Le glucose a été administré 2 minutes avant l’injection conformément aux études qui montrent que l’effet du saccharose dans les mêmes conditions est maximal à ce moment là (18). La rapidité d’action suggère comme pour d’autres solutions sucrées que l’effet analgésique est obtenu par le contact buccal et non digestif (19).
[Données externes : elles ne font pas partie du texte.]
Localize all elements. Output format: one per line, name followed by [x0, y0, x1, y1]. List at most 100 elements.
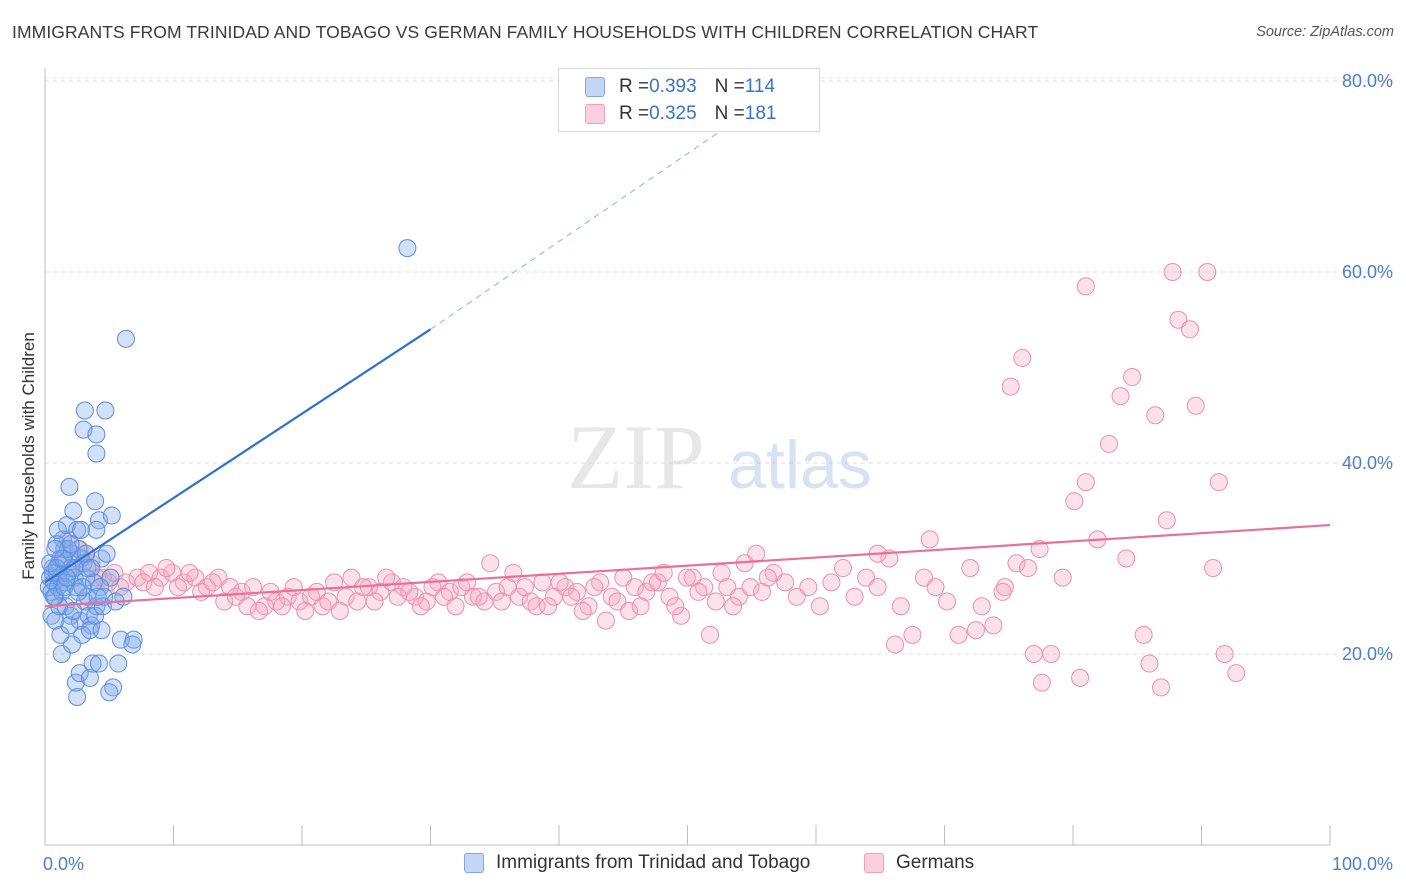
germans-point: [741, 578, 760, 597]
germans-point: [625, 578, 644, 597]
germans-point: [926, 578, 945, 597]
watermark-atlas: atlas: [728, 427, 872, 503]
germans-point: [1076, 277, 1095, 296]
germans-point: [724, 597, 743, 616]
trinidad-point: [109, 654, 128, 673]
germans-point: [1042, 645, 1061, 663]
x-tick-labels: 0.0% 100.0%: [43, 854, 1393, 874]
germans-point: [706, 592, 725, 611]
germans-point: [695, 578, 714, 597]
germans-point: [654, 563, 673, 582]
germans-point: [666, 597, 685, 616]
germans-point: [151, 568, 170, 587]
germans-point: [689, 582, 708, 601]
germans-point: [1032, 673, 1051, 692]
trinidad-point: [92, 621, 111, 640]
bottom-legend-label-germans: Germans: [896, 852, 975, 873]
germans-point: [209, 568, 228, 587]
trinidad-point: [95, 587, 114, 606]
germans-point: [966, 621, 985, 640]
germans-point: [492, 592, 511, 611]
watermark-zip: ZIP: [567, 406, 705, 508]
germans-point: [238, 597, 257, 616]
germans-point: [1186, 396, 1205, 415]
germans-point: [1180, 320, 1199, 339]
germans-point: [995, 578, 1014, 597]
germans-point: [868, 578, 887, 597]
germans-point: [1215, 645, 1234, 663]
trinidad-point: [70, 664, 89, 683]
germans-trend-line: [44, 523, 1331, 608]
trinidad-point: [111, 630, 130, 649]
trinidad-point: [398, 239, 417, 258]
trinidad-point: [83, 654, 102, 673]
trinidad-points: [39, 239, 417, 706]
germans-point: [1134, 625, 1153, 644]
germans-point: [729, 587, 748, 606]
trinidad-point: [71, 520, 90, 539]
germans-point: [799, 578, 818, 597]
germans-point: [1198, 263, 1217, 281]
trinidad-point: [87, 520, 106, 539]
x-tick-label-min: 0.0%: [43, 854, 84, 874]
germans-point: [747, 544, 766, 563]
germans-point: [648, 573, 667, 592]
germans-point: [481, 554, 500, 573]
germans-point: [891, 597, 910, 616]
x-tick-label-max: 100.0%: [1332, 854, 1393, 874]
germans-point: [914, 568, 933, 587]
germans-point: [1019, 559, 1038, 578]
germans-point: [764, 563, 783, 582]
legend-row-trinidad: R = 0.393 N = 114: [585, 75, 775, 99]
trinidad-point: [73, 578, 92, 597]
trinidad-point: [88, 587, 107, 606]
germans-point: [585, 578, 604, 597]
germans-point: [1123, 368, 1142, 387]
trinidad-point: [64, 602, 83, 621]
germans-point: [1140, 654, 1159, 673]
trinidad-point: [59, 539, 78, 558]
germans-point: [174, 573, 193, 592]
germans-point: [758, 568, 777, 587]
germans-point: [712, 563, 731, 582]
trinidad-point: [78, 559, 97, 578]
germans-point: [1204, 559, 1223, 578]
germans-point: [1157, 511, 1176, 530]
germans-point: [307, 582, 326, 601]
germans-point: [1076, 473, 1095, 492]
germans-point: [631, 597, 650, 616]
germans-point: [168, 578, 187, 597]
germans-point: [1146, 406, 1165, 425]
germans-point: [845, 587, 864, 606]
trinidad-point: [62, 635, 81, 654]
germans-point: [591, 573, 610, 592]
germans-point: [411, 597, 430, 616]
germans-point: [643, 573, 662, 592]
germans-point: [284, 578, 303, 597]
legend-swatch-pink: [585, 104, 605, 124]
germans-point: [562, 587, 581, 606]
germans-point: [434, 587, 453, 606]
germans-point: [377, 568, 396, 587]
germans-point: [1024, 645, 1043, 663]
germans-point: [278, 587, 297, 606]
trinidad-point: [60, 477, 79, 496]
germans-point: [700, 625, 719, 644]
germans-point: [249, 602, 268, 621]
germans-point: [1065, 492, 1084, 511]
germans-point: [567, 582, 586, 601]
legend-r-label: R =: [619, 76, 650, 97]
germans-point: [330, 602, 349, 621]
legend-r-value: 0.393: [649, 76, 697, 97]
trinidad-point: [96, 401, 115, 420]
germans-point: [961, 559, 980, 578]
germans-point: [1111, 387, 1130, 406]
germans-point: [579, 597, 598, 616]
trinidad-point: [123, 635, 142, 654]
legend-r-label: R =: [619, 103, 650, 124]
germans-point: [296, 602, 315, 621]
germans-point: [111, 578, 130, 597]
germans-point: [215, 592, 234, 611]
germans-point: [1169, 310, 1188, 329]
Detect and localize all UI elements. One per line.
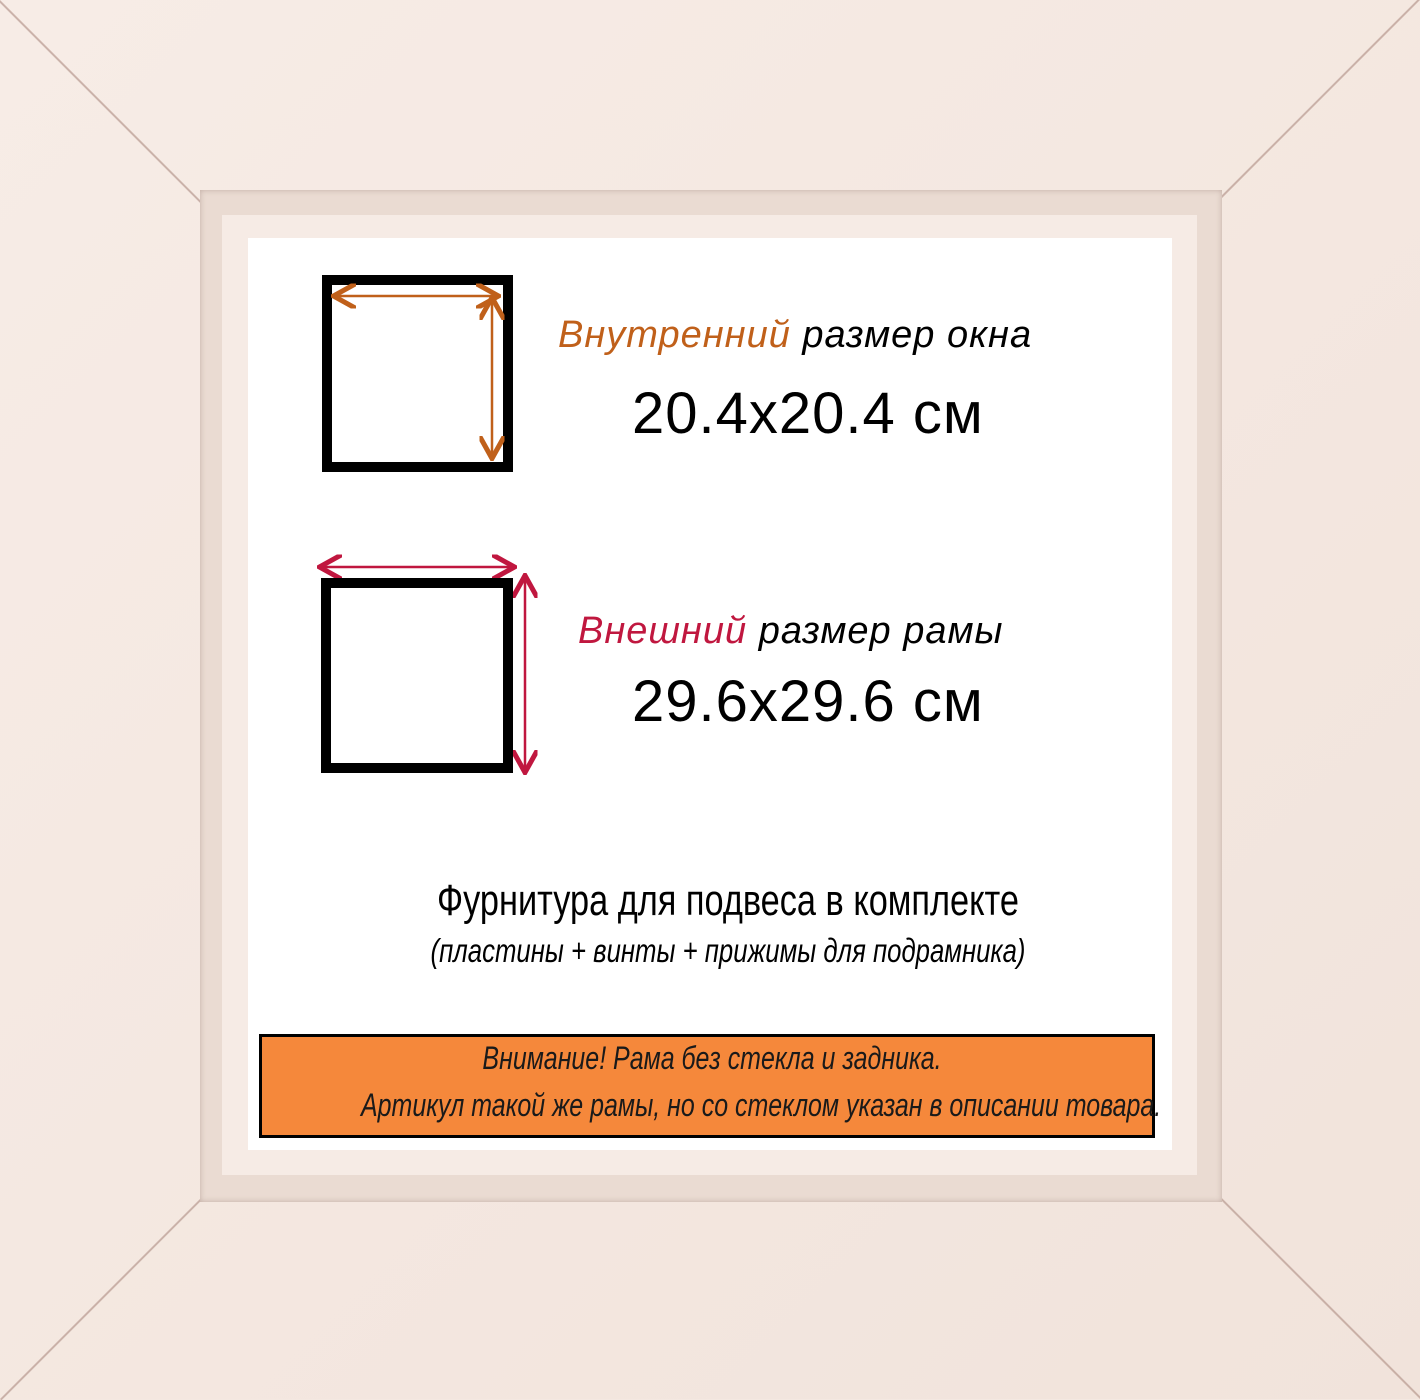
outer-size-label: Внешний размер рамы [578, 610, 1004, 653]
outer-size-value: 29.6x29.6 см [632, 669, 984, 734]
inner-size-value: 20.4x20.4 см [632, 381, 984, 446]
outer-label-rest: размер рамы [758, 610, 1004, 652]
inner-size-diagram [322, 275, 513, 472]
inner-label-rest: размер окна [802, 314, 1033, 356]
notice-line-1: Внимание! Рама без стекла и задника. [482, 1040, 942, 1076]
hardware-title: Фурнитура для подвеса в комплекте [437, 876, 1019, 925]
hardware-subtitle: (пластины + винты + прижимы для подрамни… [430, 932, 1026, 969]
frame-window [248, 238, 1172, 1150]
inner-size-label: Внутренний размер окна [558, 314, 1032, 357]
notice-line-2: Артикул такой же рамы, но со стеклом ука… [361, 1087, 1162, 1123]
outer-size-diagram [321, 578, 513, 773]
notice-banner [259, 1034, 1155, 1138]
inner-accent: Внутренний [558, 314, 791, 356]
outer-accent: Внешний [578, 610, 748, 652]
Notre étude comporte des limites; D’une part, il a été impossible de masquer l’adjonction d’une tétine à l’investigateur et d’autre part aucune étude n’a pas encore prouvé que l’échelle de douleur DAN permet de coter le degré exact de perception de la douleur. Ainsi nous avons considéré qu’un comportement douloureux reflétait d’une façon directement proportionnelle l’intensité douloureuse.

En conclusion, l’administration orale d’un faible quantité de glucose 30% est une méthode simple, non invasive et efficace chez l’enfant prématuré. Cette méthode nous paraît pouvoir être fortement recommandée pour les injections sous cutanées répétées en l’absence d’effets secondaires. Dans cette étude, et contrairement aux attentes, l’association de la succion d’une tétine et de l’administration de glucose oral en faible quantité n’a pas montre un effet analgésique statistiquement significatif. Cependant, d’autres études semblent nécessaires sur ce dernier sujet avant de conclure à l’absence d’effet synergique.